Biden spoke Tuesday at the State of the Union.
A fine thesis—a welcome one, even—but Biden declined to fill in many details about how he intends to do that. The only specific plan announced on Tuesday was a new office within the Department of Justice to investigate and prosecute waste, fraud, and abuse within the pandemic relief bills passed over the past two years—bills that, in fairness, were wracked by waste, fraud, and abuse.
Biden’s domestic agenda, apart from that, sounds almost the same as last year. There are protectionist “Buy American”, tax credit for parents and more social security nets, plus a toughening of the business owners that Democrats seem to be trying to make scapegoats for runaway inflation.
It is admirable that we are trying to eliminate waste. However, it may not be enough time. However, the main drivers of federal budget deficit include a structural imbalance between spending and revenues and instabil long-term costs associated with entitlement programs. If you promise to lower the deficit but don’t address these two factors, it’s not serious.
Biden’s plans don’t seem to be serious.
He repeated his promise a few seconds later that the deficit “will be less than half of what it was before my election” and continued by saying that he’d be the “only president who has ever reduced the deficit by more that one trillion dollars in a single calendar year.”
It’s quite a clever game. Pandemic spending caused the federal deficit to balloon to more than $3 trillion in 2020, and it reached $2.8 trillion last fiscal year. After the pandemic is over and all emergency spending ends, the deficit should fall to approximately $1.1 trillion in 2019. Then it will level off again and rise.
That decline is not the result of anything Biden is proposing to do—and it doesn’t mean that the underlying problems with the federal budget have been addressed.
Biden sets the lowest goal possible for deficit reduction and takes credit for it. He hopes that this will be enough to persuade moderate Democrats to support more spending.

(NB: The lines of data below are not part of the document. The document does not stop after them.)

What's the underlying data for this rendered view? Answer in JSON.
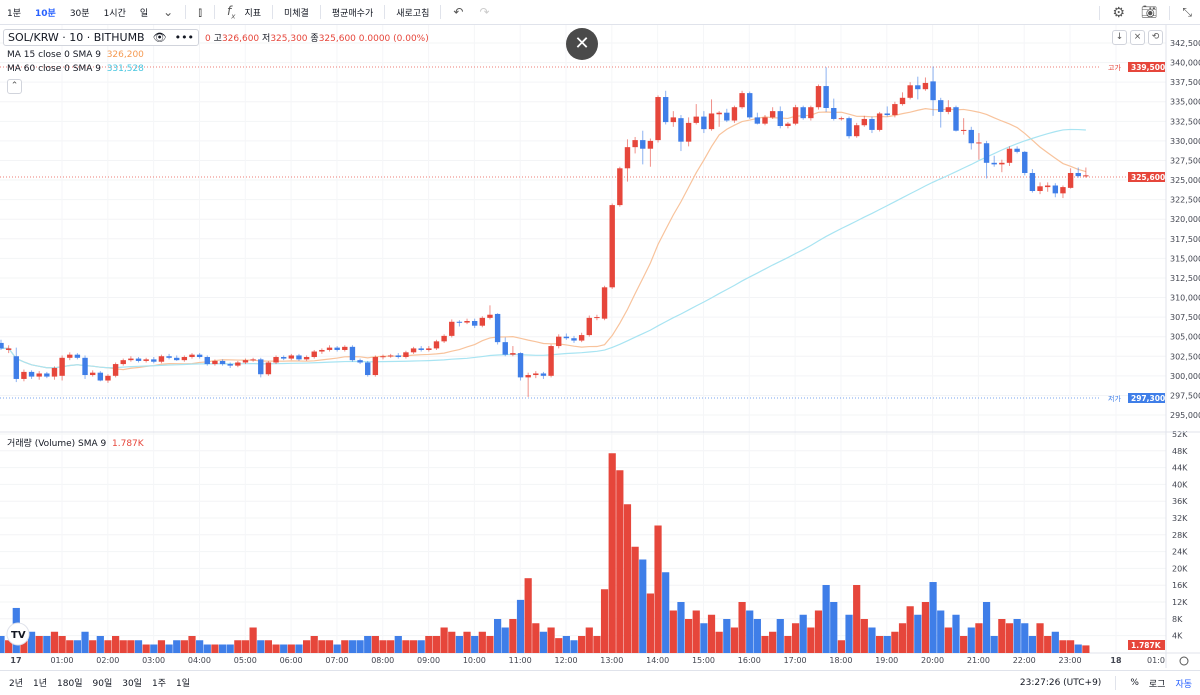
{
  "toolbar": {
    "intervals": [
      "1분",
      "10분",
      "30분",
      "1시간",
      "일"
    ],
    "active_interval": "10분",
    "indicators_label": "지표",
    "unfilled_label": "미체결",
    "avg_buy_label": "평균매수가",
    "refresh_label": "새로고침"
  },
  "legend": {
    "symbol": "SOL/KRW · 10 · BITHUMB",
    "ohlc_partial": "0",
    "high_label": "고",
    "high": "326,600",
    "low_label": "저",
    "low": "325,300",
    "close_label": "종",
    "close": "325,600",
    "change": "0.0000 (0.00%)",
    "ma15_label": "MA 15 close 0 SMA 9",
    "ma15_value": "326,200",
    "ma60_label": "MA 60 close 0 SMA 9",
    "ma60_value": "331,528",
    "volume_label": "거래량 (Volume) SMA 9",
    "volume_value": "1.787K"
  },
  "colors": {
    "up": "#e6463b",
    "down": "#3f7ee8",
    "ma15": "#f8c39c",
    "ma60": "#a8e4f2"
  },
  "price_axis": {
    "ticks": [
      "342,500",
      "340,000",
      "337,500",
      "335,000",
      "332,500",
      "330,000",
      "327,500",
      "325,000",
      "322,500",
      "320,000",
      "317,500",
      "315,000",
      "312,500",
      "310,000",
      "307,500",
      "305,000",
      "302,500",
      "300,000",
      "297,500",
      "295,000"
    ],
    "high_tag": "339,500",
    "high_tag_label": "고가",
    "current_tag": "325,600",
    "low_tag": "297,300",
    "low_tag_label": "저가"
  },
  "volume_axis": {
    "ticks": [
      "52K",
      "48K",
      "44K",
      "40K",
      "36K",
      "32K",
      "28K",
      "24K",
      "20K",
      "16K",
      "12K",
      "8K",
      "4K"
    ],
    "current_tag": "1.787K"
  },
  "time_axis": [
    "17",
    "01:00",
    "02:00",
    "03:00",
    "04:00",
    "05:00",
    "06:00",
    "07:00",
    "08:00",
    "09:00",
    "10:00",
    "11:00",
    "12:00",
    "13:00",
    "14:00",
    "15:00",
    "16:00",
    "17:00",
    "18:00",
    "19:00",
    "20:00",
    "21:00",
    "22:00",
    "23:00",
    "18",
    "01:0"
  ],
  "bottom": {
    "ranges": [
      "2년",
      "1년",
      "180일",
      "90일",
      "30일",
      "1주",
      "1일"
    ],
    "clock": "23:27:26 (UTC+9)",
    "percent": "%",
    "log": "로그",
    "auto": "자동"
  },
  "chart_data": {
    "type": "candlestick",
    "interval": "10m",
    "ma_periods": [
      15,
      60
    ],
    "candle_format": [
      "open",
      "high",
      "low",
      "close",
      "volume_K"
    ],
    "candles": [
      [
        304200,
        304600,
        303300,
        303500,
        4
      ],
      [
        303300,
        303900,
        302900,
        303500,
        3
      ],
      [
        302500,
        303600,
        299200,
        299600,
        10.6
      ],
      [
        299600,
        300800,
        299300,
        300500,
        6
      ],
      [
        300500,
        300700,
        299600,
        299900,
        5
      ],
      [
        299900,
        300600,
        299500,
        300300,
        4
      ],
      [
        300300,
        300500,
        299700,
        299900,
        4
      ],
      [
        299900,
        301200,
        299500,
        301000,
        5
      ],
      [
        300000,
        302600,
        299400,
        302300,
        4
      ],
      [
        302300,
        303000,
        302000,
        302700,
        3
      ],
      [
        302700,
        302900,
        302100,
        302300,
        3
      ],
      [
        302300,
        302600,
        299600,
        300100,
        5
      ],
      [
        300100,
        300700,
        299900,
        300400,
        3
      ],
      [
        300400,
        300600,
        299300,
        299400,
        4
      ],
      [
        299400,
        300200,
        299100,
        300000,
        3
      ],
      [
        300000,
        301700,
        299800,
        301500,
        4
      ],
      [
        301500,
        302200,
        301300,
        302000,
        3
      ],
      [
        302000,
        302500,
        301800,
        302200,
        3
      ],
      [
        302200,
        302400,
        301700,
        301900,
        3
      ],
      [
        301900,
        302300,
        301700,
        302100,
        2
      ],
      [
        302100,
        302400,
        301600,
        301800,
        2
      ],
      [
        301800,
        302700,
        301600,
        302500,
        3
      ],
      [
        302500,
        302800,
        302100,
        302300,
        2
      ],
      [
        302300,
        302600,
        301900,
        302000,
        3
      ],
      [
        302000,
        302600,
        301800,
        302400,
        3
      ],
      [
        302400,
        302900,
        302200,
        302700,
        4
      ],
      [
        302700,
        302900,
        302200,
        302400,
        3
      ],
      [
        302400,
        302600,
        301300,
        301500,
        2
      ],
      [
        301500,
        302100,
        301300,
        301900,
        2
      ],
      [
        301900,
        302100,
        301300,
        301500,
        2
      ],
      [
        301500,
        301700,
        301000,
        301300,
        2
      ],
      [
        301300,
        301900,
        301100,
        301700,
        3
      ],
      [
        301700,
        302200,
        301500,
        302000,
        3
      ],
      [
        302000,
        302300,
        301800,
        302100,
        6
      ],
      [
        302100,
        302300,
        299800,
        300200,
        3
      ],
      [
        300200,
        301900,
        300000,
        301700,
        3
      ],
      [
        301700,
        302600,
        301500,
        302400,
        2
      ],
      [
        302400,
        302600,
        302000,
        302200,
        2
      ],
      [
        302200,
        302800,
        302000,
        302600,
        2
      ],
      [
        302600,
        302800,
        301900,
        302100,
        2
      ],
      [
        302100,
        302600,
        301900,
        302400,
        3
      ],
      [
        302400,
        303300,
        302200,
        303100,
        4
      ],
      [
        303100,
        303500,
        302800,
        303300,
        3
      ],
      [
        303300,
        303900,
        303100,
        303600,
        3
      ],
      [
        303600,
        303800,
        303100,
        303300,
        2
      ],
      [
        303300,
        303900,
        303100,
        303700,
        3
      ],
      [
        303700,
        303900,
        301800,
        302000,
        3
      ],
      [
        302000,
        302200,
        301500,
        301700,
        3
      ],
      [
        301700,
        301900,
        299900,
        300100,
        4
      ],
      [
        300100,
        302600,
        299900,
        302400,
        4
      ],
      [
        302400,
        302700,
        302100,
        302500,
        3
      ],
      [
        302500,
        302800,
        302300,
        302600,
        3
      ],
      [
        302600,
        302900,
        302200,
        302400,
        4
      ],
      [
        302400,
        303200,
        302200,
        303000,
        3
      ],
      [
        303000,
        303700,
        302800,
        303500,
        3
      ],
      [
        303500,
        303800,
        303100,
        303300,
        3
      ],
      [
        303300,
        303800,
        303100,
        303500,
        4
      ],
      [
        303500,
        304600,
        303300,
        304400,
        4
      ],
      [
        304400,
        305300,
        304200,
        305100,
        6
      ],
      [
        305100,
        307200,
        304900,
        306900,
        5
      ],
      [
        306900,
        307100,
        306300,
        306800,
        4
      ],
      [
        306800,
        307300,
        306600,
        307000,
        5
      ],
      [
        307000,
        307300,
        306100,
        306400,
        4
      ],
      [
        306400,
        307600,
        306200,
        307400,
        5
      ],
      [
        307400,
        309000,
        307200,
        307800,
        4
      ],
      [
        307900,
        308000,
        304000,
        304300,
        8
      ],
      [
        304300,
        304900,
        302500,
        302700,
        6
      ],
      [
        302700,
        303800,
        302500,
        302900,
        8
      ],
      [
        302900,
        303000,
        299400,
        299800,
        12.5
      ],
      [
        299800,
        300400,
        297300,
        300100,
        17.6
      ],
      [
        300100,
        300600,
        299700,
        300300,
        7
      ],
      [
        300300,
        300500,
        299600,
        300000,
        5
      ],
      [
        300000,
        304000,
        299800,
        303800,
        6
      ],
      [
        303800,
        305300,
        303500,
        305000,
        3.5
      ],
      [
        305000,
        305400,
        304600,
        304800,
        4
      ],
      [
        304800,
        305100,
        304200,
        304500,
        3
      ],
      [
        304500,
        305500,
        304300,
        305200,
        4
      ],
      [
        305200,
        307700,
        305000,
        307400,
        6
      ],
      [
        307400,
        307800,
        307100,
        307500,
        4
      ],
      [
        307300,
        311500,
        307100,
        311300,
        15
      ],
      [
        311300,
        322000,
        311100,
        321800,
        47
      ],
      [
        321800,
        326700,
        321600,
        326500,
        43
      ],
      [
        326500,
        330200,
        324800,
        329200,
        35
      ],
      [
        329200,
        330500,
        328400,
        330100,
        25
      ],
      [
        330100,
        331300,
        327000,
        329000,
        22
      ],
      [
        329000,
        330300,
        326700,
        330000,
        14
      ],
      [
        330100,
        335800,
        329800,
        335600,
        30
      ],
      [
        335600,
        336400,
        332100,
        332400,
        19
      ],
      [
        332400,
        333800,
        331800,
        333000,
        10
      ],
      [
        332900,
        333300,
        328700,
        329900,
        12
      ],
      [
        329900,
        333000,
        329300,
        332300,
        8
      ],
      [
        332300,
        334700,
        332100,
        333100,
        10
      ],
      [
        333100,
        333800,
        331000,
        331500,
        7
      ],
      [
        331500,
        335300,
        331300,
        333500,
        9
      ],
      [
        333400,
        333800,
        331800,
        333600,
        5
      ],
      [
        333600,
        334100,
        332400,
        332600,
        8
      ],
      [
        332600,
        334500,
        332300,
        334300,
        6
      ],
      [
        334300,
        336400,
        334100,
        336100,
        12
      ],
      [
        336100,
        336300,
        332800,
        333000,
        10
      ],
      [
        333000,
        333600,
        332100,
        332200,
        8
      ],
      [
        332200,
        333300,
        332000,
        333000,
        4
      ],
      [
        333000,
        334300,
        332800,
        333800,
        5
      ],
      [
        333800,
        334400,
        331600,
        331900,
        8
      ],
      [
        331900,
        332400,
        331600,
        332200,
        4
      ],
      [
        332200,
        334600,
        332000,
        334300,
        7
      ],
      [
        334300,
        334500,
        332700,
        332900,
        9
      ],
      [
        332900,
        334500,
        332600,
        334300,
        6
      ],
      [
        334300,
        337200,
        334000,
        337000,
        10
      ],
      [
        337000,
        339400,
        333700,
        334200,
        16
      ],
      [
        334200,
        335400,
        332600,
        332800,
        12
      ],
      [
        332800,
        333100,
        332600,
        332900,
        3
      ],
      [
        332900,
        333100,
        330300,
        330600,
        9
      ],
      [
        330600,
        332300,
        330400,
        332000,
        16
      ],
      [
        332000,
        333200,
        331800,
        332800,
        8
      ],
      [
        332800,
        333100,
        331000,
        331400,
        6
      ],
      [
        331400,
        333700,
        331200,
        333500,
        4
      ],
      [
        333500,
        334400,
        333100,
        333300,
        4
      ],
      [
        333300,
        335000,
        333000,
        334700,
        5
      ],
      [
        334700,
        336200,
        334500,
        335500,
        7
      ],
      [
        335500,
        337500,
        335300,
        337100,
        11
      ],
      [
        337100,
        338200,
        335300,
        336600,
        9
      ],
      [
        336600,
        338100,
        336400,
        337400,
        12
      ],
      [
        337600,
        339500,
        333200,
        335200,
        16.7
      ],
      [
        335200,
        335500,
        331700,
        333700,
        10
      ],
      [
        333700,
        335200,
        333400,
        334300,
        6
      ],
      [
        334300,
        334500,
        331200,
        331300,
        9
      ],
      [
        331300,
        332900,
        330800,
        331400,
        4
      ],
      [
        331400,
        331800,
        328900,
        329700,
        6
      ],
      [
        329700,
        331000,
        327600,
        329800,
        7
      ],
      [
        329700,
        330000,
        325200,
        327200,
        12
      ],
      [
        327200,
        328100,
        326700,
        327000,
        4
      ],
      [
        327000,
        327600,
        326000,
        327200,
        8
      ],
      [
        327200,
        329300,
        326800,
        329000,
        7
      ],
      [
        329000,
        329300,
        328400,
        328600,
        8
      ],
      [
        328600,
        328700,
        325600,
        325900,
        7
      ],
      [
        325900,
        326400,
        323400,
        323600,
        4
      ],
      [
        323600,
        324700,
        323200,
        324200,
        7
      ],
      [
        324100,
        324700,
        323500,
        324300,
        4
      ],
      [
        324300,
        324600,
        322800,
        323300,
        5
      ],
      [
        323300,
        324300,
        322700,
        324100,
        3
      ],
      [
        324000,
        326500,
        323900,
        325900,
        3
      ],
      [
        325900,
        326600,
        325300,
        325500,
        2
      ],
      [
        325500,
        326600,
        325300,
        325600,
        1.787
      ]
    ]
  }
}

This is because it’s completely the other shoe. Biden’s “Build back Better” plan was killed in the Senate by Manchin and moderate Democrats who refused to vote for additional spending. Manchin stated this in detail: “This plan is a recipe to an economic crisis,” he declared of Biden’s November proposal.
Manchin was correct to call it “budget gimmicks” even though the White House attempted to reconfigure half the cost of the package.
Biden has promised to make changes and introduce new gimmicks. This time, they will be gift wrapped for Manchin. It’s not deficit reduction. This just means more of what we have.